If inflation starts to ramp up investors can take advantage of Treasury Inflation Protected Securities, or TIPS, to maximize their returns with low risk. Treasury Inflation Protected Securities are a special type of Treasury note or bond that offers investors interest indexed with inflation which means protection from inflation. Assuming that US Treasuries are the safest investments available today then investors can think of TIPS as the safest of safe investments.
Treasury Inflation Protected Securities have become available in recent years as Exchange Traded Funds or ETFs. Currently there are three TIPS ETFs available on the US stock market today:
- Barclays Capital TIPS Bond Fund (TIP) – TIP is an exchange traded fund seeking the performance corresponding to the inflation-protected sector of the U.S. Treasury. As of July 2009 TIP trades for just over $100 per share and has a current market cap of $8.77 Billion. According to Morningstar data the TIP ETF currently has a yield of 4.68% and a total yearly expense ratio of .20%. TIP is the most popular and widely traded ETF of its kind currently.
- SPDR DB International Government Inflation-Protected Bond ETF (WIP) – WIP is an exchange traded seeking the performance corresponding to the DB Global Exchange US inflation linked bond capped index. It holds TIPS in developed foreign countries and even emerging markets (only about 30% of the fund). According to Morningstar data the WIP ETF currently has a yield of 3.70% and a total yearly expense ratio of .50%. There are 55 total current bond holdings and 56.1% of the total bonds held are of AAA quality.
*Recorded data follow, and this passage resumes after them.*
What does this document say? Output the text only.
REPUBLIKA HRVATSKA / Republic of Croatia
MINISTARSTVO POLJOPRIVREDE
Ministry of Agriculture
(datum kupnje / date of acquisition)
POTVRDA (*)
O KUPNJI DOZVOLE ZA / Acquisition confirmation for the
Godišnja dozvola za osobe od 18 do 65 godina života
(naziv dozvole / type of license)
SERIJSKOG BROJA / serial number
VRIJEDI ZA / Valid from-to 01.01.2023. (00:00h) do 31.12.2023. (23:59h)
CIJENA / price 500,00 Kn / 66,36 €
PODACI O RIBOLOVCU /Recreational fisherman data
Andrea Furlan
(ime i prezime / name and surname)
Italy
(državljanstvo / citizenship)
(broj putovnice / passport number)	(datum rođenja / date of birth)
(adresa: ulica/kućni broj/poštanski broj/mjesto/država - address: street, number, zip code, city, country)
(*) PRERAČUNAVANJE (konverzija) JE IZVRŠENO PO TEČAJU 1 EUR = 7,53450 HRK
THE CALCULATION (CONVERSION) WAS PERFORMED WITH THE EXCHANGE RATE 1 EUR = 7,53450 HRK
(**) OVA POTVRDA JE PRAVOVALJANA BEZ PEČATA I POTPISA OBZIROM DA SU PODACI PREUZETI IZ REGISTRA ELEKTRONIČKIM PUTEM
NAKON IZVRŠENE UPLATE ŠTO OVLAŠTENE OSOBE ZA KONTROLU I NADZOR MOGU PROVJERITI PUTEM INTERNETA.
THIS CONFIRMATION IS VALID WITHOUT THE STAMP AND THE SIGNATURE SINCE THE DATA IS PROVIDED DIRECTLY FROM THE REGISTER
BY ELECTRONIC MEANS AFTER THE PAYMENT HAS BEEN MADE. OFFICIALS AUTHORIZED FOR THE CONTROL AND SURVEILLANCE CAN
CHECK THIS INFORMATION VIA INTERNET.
- SPDR Barclays Capital TIPS ETF (IPE) – IPE is an exchange traded with very similar qualities to TIP listed in the first spot above. The ETF focuses on US treasuries and has its performance correspond to the Barclay’s US Gov inflation-linked bond index. According to Morningstar data the WIP ETF currently offers a yield of 3.38% and has a total yearly expense ratio of .19%.
Because of the inflation protection, TIPS have lower yields than regular treasuries of the same maturity. Thus, investors should do research to make sure TIPS are right for their own portfolios.